D’où le caractère central du profil et de la liste d’ « amis », et la montée d’une demande de « portabilité » qui est en fait une revendication de propriété : « c’est moi, c’est à moi ! »
La révolution des petits riens
Publier ses photos de vacances, partager son amour de Tokyo Hotel, dire dans quel état on s’est réveillé, organiser finement sa liste d’amis, ne relève vraiment ni de l’expression publique, ni de la « participation » au sens où l’entendent les militants des médias citoyens et de la « sagesse des foules ». Ces foules-là ne sont pas sages, même si elles peuvent être créatives ; leurs pratiques sont quotidiennes, ludiques, microsociales. Que peut-on en dire d’édifiant ? Pas grand-chose. En quoi cet « univers massivement relationnel » qu’est devenu le web (et, pour rejoindre Alexis Mons, que pourrait rapidement devenir tout l’internet) ressemble-t-il à cette « société de la connaissance » qu’on nous décrit depuis quinze ans ? Pas grand-chose non plus.
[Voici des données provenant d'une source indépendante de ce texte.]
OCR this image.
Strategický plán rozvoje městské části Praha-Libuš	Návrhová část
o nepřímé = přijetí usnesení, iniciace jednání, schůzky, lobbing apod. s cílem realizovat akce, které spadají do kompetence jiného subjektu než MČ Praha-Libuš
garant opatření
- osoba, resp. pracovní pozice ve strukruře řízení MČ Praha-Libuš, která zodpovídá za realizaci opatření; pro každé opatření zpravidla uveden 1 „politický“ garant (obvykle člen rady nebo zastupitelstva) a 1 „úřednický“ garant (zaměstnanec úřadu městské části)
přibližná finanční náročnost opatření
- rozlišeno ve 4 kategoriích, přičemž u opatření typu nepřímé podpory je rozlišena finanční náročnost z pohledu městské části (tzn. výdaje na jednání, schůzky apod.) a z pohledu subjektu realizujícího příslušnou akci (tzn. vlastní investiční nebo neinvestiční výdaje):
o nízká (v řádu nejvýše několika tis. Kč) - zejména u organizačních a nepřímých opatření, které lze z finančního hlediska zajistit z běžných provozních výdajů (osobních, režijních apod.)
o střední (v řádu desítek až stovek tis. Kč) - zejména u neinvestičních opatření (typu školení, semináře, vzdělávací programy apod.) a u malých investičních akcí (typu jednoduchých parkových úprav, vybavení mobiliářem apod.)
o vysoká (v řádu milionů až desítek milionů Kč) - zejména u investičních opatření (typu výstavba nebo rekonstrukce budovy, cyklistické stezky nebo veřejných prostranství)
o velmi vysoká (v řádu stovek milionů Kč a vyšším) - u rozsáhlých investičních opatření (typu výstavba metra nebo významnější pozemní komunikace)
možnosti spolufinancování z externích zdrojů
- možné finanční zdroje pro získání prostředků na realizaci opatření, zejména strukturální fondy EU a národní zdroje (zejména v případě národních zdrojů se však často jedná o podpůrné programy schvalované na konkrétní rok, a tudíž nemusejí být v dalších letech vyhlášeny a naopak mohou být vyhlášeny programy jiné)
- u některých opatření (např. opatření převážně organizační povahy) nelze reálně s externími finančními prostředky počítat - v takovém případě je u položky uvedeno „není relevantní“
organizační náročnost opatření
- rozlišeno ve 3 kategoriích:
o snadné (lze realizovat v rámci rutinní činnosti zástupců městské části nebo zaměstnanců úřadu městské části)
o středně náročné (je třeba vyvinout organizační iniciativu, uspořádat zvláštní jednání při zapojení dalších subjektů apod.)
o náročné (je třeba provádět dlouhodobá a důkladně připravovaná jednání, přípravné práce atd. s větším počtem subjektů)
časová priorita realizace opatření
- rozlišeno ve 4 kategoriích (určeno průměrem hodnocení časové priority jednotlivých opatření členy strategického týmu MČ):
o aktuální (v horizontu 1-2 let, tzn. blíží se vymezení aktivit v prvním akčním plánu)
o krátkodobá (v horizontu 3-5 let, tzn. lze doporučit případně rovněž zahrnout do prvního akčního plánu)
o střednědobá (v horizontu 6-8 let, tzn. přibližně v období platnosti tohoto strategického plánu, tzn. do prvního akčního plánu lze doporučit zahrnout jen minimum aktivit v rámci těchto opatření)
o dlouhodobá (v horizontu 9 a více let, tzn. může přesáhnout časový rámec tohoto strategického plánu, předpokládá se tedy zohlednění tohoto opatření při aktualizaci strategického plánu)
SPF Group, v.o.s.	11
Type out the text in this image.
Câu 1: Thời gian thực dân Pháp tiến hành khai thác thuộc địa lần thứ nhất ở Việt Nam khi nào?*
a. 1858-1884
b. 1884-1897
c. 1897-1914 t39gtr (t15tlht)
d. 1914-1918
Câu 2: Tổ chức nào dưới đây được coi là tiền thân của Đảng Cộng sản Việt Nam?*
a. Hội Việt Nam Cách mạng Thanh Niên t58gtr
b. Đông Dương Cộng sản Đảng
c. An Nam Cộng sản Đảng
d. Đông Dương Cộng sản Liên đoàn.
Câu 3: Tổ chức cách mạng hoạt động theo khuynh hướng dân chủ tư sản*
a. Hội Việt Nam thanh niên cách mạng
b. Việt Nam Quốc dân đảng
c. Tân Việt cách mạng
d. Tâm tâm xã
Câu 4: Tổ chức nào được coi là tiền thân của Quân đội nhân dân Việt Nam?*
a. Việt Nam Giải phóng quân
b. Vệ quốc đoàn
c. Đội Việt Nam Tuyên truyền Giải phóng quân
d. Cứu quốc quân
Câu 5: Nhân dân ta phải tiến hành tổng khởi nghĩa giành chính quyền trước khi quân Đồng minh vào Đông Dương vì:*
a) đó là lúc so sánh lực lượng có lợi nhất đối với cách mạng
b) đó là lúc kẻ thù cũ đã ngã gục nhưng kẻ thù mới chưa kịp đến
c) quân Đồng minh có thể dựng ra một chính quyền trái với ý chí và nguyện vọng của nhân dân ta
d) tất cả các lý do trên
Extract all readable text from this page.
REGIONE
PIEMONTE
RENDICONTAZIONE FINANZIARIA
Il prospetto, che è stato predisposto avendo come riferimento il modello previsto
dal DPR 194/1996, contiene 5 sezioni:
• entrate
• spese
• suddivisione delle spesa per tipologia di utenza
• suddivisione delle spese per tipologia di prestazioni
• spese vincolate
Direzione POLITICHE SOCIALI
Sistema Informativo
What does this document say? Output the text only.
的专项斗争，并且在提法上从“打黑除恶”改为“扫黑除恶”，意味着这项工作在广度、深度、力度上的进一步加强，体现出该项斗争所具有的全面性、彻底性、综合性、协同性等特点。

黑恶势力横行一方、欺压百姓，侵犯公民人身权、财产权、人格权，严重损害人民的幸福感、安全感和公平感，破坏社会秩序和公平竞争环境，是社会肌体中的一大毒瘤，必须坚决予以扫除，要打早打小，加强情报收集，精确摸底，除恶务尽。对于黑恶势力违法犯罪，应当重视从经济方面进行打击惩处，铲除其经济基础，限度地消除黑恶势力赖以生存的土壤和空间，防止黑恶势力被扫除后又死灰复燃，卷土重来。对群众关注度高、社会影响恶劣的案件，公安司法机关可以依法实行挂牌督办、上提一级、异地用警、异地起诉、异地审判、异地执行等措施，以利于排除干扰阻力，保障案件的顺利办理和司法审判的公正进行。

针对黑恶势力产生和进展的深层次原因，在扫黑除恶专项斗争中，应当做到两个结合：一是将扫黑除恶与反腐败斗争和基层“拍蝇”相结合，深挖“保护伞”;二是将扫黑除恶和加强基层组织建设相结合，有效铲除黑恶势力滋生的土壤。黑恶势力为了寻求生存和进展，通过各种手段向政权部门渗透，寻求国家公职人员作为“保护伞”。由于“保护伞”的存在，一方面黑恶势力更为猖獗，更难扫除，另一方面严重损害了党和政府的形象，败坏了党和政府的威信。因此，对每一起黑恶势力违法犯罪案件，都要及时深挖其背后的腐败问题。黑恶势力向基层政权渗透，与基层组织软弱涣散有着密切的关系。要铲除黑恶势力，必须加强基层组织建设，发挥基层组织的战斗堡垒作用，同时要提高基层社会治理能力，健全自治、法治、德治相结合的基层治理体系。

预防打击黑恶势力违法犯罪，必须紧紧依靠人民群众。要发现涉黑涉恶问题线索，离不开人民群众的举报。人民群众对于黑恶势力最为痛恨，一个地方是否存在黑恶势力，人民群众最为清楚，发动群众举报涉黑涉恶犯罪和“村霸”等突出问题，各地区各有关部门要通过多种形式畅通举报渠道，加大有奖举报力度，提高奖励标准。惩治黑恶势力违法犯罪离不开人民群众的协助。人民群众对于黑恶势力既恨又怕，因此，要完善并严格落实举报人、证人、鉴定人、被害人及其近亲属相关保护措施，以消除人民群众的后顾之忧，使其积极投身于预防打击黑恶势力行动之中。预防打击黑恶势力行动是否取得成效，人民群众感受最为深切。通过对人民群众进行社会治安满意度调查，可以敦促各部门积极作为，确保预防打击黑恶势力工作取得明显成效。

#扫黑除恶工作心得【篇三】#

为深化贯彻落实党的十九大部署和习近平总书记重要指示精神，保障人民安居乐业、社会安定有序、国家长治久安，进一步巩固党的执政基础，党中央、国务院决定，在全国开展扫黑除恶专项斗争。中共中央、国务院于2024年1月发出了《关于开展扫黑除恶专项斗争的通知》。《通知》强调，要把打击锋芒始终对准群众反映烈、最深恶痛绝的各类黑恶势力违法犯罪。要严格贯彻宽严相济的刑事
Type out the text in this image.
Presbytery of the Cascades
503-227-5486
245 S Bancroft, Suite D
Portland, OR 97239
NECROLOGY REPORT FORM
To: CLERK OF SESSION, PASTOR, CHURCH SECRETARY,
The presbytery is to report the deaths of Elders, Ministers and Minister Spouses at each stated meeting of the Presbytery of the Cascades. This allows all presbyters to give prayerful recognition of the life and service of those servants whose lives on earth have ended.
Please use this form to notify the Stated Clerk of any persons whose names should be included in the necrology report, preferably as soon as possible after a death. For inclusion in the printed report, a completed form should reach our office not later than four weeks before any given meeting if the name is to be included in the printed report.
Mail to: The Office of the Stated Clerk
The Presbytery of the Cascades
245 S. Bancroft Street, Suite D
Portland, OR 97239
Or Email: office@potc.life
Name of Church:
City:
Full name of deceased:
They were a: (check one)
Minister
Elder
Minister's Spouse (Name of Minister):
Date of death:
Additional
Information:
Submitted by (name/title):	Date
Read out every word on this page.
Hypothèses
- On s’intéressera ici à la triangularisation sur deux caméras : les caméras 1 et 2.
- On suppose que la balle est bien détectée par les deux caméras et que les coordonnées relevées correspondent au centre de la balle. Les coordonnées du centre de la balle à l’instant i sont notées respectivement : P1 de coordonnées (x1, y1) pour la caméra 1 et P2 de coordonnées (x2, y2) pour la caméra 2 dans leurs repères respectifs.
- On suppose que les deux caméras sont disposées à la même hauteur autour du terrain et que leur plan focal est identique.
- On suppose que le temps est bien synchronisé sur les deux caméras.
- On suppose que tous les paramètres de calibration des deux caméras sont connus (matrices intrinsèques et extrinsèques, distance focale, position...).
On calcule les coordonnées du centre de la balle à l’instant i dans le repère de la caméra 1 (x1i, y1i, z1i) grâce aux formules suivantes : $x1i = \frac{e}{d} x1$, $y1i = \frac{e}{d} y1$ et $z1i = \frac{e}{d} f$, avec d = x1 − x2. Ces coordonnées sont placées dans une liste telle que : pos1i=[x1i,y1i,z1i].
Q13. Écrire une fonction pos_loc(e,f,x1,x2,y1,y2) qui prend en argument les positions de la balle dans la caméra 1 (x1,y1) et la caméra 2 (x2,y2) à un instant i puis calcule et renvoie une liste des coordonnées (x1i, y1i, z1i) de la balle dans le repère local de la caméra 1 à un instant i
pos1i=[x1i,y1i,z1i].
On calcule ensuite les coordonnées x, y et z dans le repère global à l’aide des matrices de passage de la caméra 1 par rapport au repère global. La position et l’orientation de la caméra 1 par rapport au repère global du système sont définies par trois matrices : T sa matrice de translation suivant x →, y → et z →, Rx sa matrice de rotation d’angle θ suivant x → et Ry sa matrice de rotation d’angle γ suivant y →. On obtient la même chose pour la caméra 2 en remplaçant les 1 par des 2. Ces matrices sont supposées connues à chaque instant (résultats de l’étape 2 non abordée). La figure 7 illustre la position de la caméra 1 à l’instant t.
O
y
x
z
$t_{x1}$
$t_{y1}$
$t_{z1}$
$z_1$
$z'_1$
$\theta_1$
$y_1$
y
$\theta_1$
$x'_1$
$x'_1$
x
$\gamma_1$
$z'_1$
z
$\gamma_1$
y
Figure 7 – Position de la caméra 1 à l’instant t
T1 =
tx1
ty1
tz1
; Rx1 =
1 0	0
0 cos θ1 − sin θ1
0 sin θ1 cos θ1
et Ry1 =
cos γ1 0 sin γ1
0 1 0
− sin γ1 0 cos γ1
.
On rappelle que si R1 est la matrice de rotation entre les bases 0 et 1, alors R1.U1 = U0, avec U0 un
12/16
L’homme est un animal social et le web est son terrain de jeu. Mais nous savons mal rendre compte du jeu, du quotidien, des petites choses de la vie sociale. Nous avons du mal à parler de ce que nous proposions d’appeler l’Entrenet, cet univers des pratiques individuelles mais pas privées, coopératives mais sans intention ni but particulier, publiques sans y penser, communautaires sans communauté bien définie…
S’il y a une révolution internet, du côté des individus, c’est une révolution du quotidien, des routines, des petits riens.
Où trouver du collectif ?
Reste qu’il semble difficile de trouver du collectif dans ce web relationnel. Cela ne signifie pas qu’il ne se passe rien de collectif dans cet EntreNet, ni qu’on ne puisse rien en tirer vis-à-vis du fonctionnement des médias, de la culture ou de la démocratie. Mais il faut aller chercher ces effets à la loupe, en en épousant les pratiques, et en admettant qu’ils puissent être des résultats plutôt que des projets.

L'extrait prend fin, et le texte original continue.